Typically, companies will pay for trials, write and manage the protocol and verify the data. These so-called ‘industry-sponsored studies’ can sometimes be grant-funded. Ultimate responsibility for the safety of the patient falls on the company’s shoulders.
In contrast, investigator-sponsored studies see a clinician wanting to investigate use the device for a specific purpose. In such cases, the physician owns, analyses, and publishes the data. This can clearly benefit MedTech companies which may contribute towards the cost of the study. Investigator-sponsored studies can also help companies build credibility and a good reputation within the industry.

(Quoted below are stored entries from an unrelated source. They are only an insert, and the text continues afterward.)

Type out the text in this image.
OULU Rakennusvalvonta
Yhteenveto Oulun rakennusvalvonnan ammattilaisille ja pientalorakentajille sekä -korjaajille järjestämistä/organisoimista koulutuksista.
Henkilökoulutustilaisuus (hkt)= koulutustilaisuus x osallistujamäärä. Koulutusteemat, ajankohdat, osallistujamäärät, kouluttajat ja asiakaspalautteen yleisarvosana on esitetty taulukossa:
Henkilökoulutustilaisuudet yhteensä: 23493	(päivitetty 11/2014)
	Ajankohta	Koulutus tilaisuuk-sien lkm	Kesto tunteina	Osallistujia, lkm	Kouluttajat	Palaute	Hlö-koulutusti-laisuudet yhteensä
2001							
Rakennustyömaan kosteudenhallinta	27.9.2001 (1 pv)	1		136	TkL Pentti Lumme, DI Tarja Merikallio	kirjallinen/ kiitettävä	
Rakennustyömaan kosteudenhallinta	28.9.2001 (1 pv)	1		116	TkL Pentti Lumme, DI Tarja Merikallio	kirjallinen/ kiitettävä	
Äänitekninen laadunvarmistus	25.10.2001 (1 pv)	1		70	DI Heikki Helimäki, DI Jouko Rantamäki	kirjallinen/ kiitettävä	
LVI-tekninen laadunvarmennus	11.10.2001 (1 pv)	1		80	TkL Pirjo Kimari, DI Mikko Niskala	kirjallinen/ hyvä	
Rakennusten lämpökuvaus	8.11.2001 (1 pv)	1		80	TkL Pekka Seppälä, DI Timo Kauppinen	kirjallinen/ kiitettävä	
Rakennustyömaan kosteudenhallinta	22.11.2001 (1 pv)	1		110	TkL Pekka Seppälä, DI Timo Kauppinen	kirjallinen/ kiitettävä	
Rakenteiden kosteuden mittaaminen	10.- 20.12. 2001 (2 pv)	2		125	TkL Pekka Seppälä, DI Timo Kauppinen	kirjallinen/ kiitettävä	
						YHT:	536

Paving the way to commercial success
Patience is paramount when building an evidence base to support commercial deployment of MedTech. The regulatory pathway is at least three years long. Then there is a further three to five years to create commercial and marketable data. It is not viable to do all the trials immediately, across every medical condition and every country.
Proving a device is safe is the first of many steps during the lifetime of a medical technology. Companies need to prove that they deliver positive patient outcomes and provide new data for each of the device’s uses. And once the pre-market requirements are met, post-marketing surveillance of all aspects of its performance remain an ongoing responsibility. MedTech companies should view investment in the clinical trial process as an investment in their own future. It will pay significant dividends in terms of commercial success.